Plaintiffs next contend that we erred in excluding the deposition of Grant Jackson, which plaintiffs sought to introduce as rebuttal testimony, in order to impeach and cast doubt upon the thoroughness of Dr. Engelman's investigation. Plaintiffs were attempting to show that when the left front center bolt of a K-10 vehicle is sheared the left front axle will move rearward and the vehicle will veer to the left. Plaintiffs then offered evidence that such center bolts have sheared in at least five instances. Initially we note that neither Dr. Engelman nor Gerald Confer, defendant's expert, testified that this would not happen when a left front center bolt is sheared. Thus, this would not seem to be proper rebuttal testimony. Plaintiffs then argue that such evidence is admissible to cast doubt upon the thoroughness of Dr. Engelman's report. Evidence of a defect in other vehicles cannot be taken to prove the existence of a defect in the Uitts' vehicle, and consequently, could not impune the integrity of Dr. Engelman's investigation. Dr. Engelman testified that in checking the attachment of the axle housing to the front spring, "we looked for evidence of any shifting whatsoever and could see no evidence of any shifting at all . .." (N.T. 358). He testified that the U - bolts hold the spring to the axle and if the U-bolts are loose there will be shifting. (N.T. 358). Since there was no shifting he concluded that the U - bolts were not loose. To introduce evidence that shifting had occurred in five other vehicles does not necessarily rebut or attack the thoroughness of the investigation of the present vehicle.
Finally, plaintiffs contend we erred in not charging the jury on the issue of contributory negligence. Defendant in his closing speech did not argue contributory negligence as a defense. Although we did indicate to counsel that we would include it in our charge, after listening to the closing speeches we did not give the instruction to the jury, because we thought it would be more confusing than instructive.

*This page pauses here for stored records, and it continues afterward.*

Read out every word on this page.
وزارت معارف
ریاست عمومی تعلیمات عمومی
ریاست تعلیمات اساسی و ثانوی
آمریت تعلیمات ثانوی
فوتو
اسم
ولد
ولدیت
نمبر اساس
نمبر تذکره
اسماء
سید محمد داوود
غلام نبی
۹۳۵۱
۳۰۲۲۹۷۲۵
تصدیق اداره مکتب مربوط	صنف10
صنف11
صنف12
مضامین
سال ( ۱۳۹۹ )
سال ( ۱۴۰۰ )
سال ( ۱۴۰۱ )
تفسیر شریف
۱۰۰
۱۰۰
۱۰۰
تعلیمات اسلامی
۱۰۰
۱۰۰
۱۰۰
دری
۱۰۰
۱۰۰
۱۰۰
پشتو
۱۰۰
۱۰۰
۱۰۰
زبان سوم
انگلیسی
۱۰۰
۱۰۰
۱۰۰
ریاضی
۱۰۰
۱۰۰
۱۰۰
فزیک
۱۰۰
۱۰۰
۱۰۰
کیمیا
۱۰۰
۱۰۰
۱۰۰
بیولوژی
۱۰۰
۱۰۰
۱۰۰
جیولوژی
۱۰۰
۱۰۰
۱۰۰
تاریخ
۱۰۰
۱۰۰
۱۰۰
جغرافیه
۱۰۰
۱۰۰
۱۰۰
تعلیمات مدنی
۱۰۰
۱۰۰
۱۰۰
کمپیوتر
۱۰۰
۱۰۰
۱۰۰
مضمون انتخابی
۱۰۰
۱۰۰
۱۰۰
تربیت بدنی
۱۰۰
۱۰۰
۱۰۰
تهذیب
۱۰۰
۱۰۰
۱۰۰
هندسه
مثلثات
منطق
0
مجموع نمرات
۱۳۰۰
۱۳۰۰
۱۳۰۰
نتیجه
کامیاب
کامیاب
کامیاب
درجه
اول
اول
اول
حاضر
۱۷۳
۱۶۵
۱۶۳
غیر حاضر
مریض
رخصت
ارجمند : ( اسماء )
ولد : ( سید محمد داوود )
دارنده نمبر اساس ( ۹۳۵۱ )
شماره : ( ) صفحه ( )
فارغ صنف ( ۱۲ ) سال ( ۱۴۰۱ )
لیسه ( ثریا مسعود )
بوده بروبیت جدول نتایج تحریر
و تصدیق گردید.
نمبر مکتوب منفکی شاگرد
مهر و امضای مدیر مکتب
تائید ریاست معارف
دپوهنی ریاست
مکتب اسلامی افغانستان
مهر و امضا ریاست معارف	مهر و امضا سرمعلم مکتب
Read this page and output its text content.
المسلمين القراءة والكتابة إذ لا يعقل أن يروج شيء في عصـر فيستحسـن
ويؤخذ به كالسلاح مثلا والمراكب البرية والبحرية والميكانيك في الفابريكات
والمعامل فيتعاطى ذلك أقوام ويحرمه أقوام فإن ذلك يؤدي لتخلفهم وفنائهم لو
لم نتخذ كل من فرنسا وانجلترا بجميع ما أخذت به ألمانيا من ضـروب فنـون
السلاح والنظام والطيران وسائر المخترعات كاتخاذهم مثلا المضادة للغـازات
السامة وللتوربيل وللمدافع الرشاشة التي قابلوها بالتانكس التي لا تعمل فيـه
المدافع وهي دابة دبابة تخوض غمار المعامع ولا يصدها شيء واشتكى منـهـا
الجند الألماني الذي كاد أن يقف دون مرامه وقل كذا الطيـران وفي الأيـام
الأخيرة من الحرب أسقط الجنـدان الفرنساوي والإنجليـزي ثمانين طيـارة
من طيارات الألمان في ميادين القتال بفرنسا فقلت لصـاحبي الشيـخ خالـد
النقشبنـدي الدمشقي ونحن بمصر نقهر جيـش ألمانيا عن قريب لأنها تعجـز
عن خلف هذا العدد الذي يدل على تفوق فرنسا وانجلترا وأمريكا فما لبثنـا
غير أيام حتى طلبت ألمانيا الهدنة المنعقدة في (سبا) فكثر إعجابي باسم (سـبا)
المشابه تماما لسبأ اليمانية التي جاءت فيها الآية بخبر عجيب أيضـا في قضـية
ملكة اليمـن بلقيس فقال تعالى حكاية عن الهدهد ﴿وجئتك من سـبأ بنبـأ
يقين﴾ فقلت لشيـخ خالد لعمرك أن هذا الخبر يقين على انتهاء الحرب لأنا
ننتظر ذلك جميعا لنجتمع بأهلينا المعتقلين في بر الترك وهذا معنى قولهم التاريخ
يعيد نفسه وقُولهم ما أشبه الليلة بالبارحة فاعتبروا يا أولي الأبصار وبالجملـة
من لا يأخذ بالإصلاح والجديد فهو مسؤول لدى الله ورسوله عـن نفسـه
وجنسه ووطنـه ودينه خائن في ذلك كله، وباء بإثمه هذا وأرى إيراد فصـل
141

Plaintiffs' counsel was free to argue the point to the jury. Plaintiffs' counsel, in closing, argued that if the negligence of plaintiff and the malfunction of the vehicle were each a substantial factor in causing the accident, then in this kind of case, where contributory negligence is no defense, General Motors has to stand by its product which malfunctioned. We charged the jury as follows:
"It is also the position of plaintiffs that if you conclude that the vehicle veered out of control through driver error, you may still find in favor of the plaintiffs, if you find a malfunction in the vehicle in that when Elva Uitts tried to turn right the vehicle did not respond. In order for you to find defendant liable under this last theory of plaintiffs, you must find as facts based upon the credible testimony in the record that Elva Uitts attempted to turn the vehicle to the right, but because of a malfunction, the vehicle failed to respond to her attempted turn." (N.T. 557).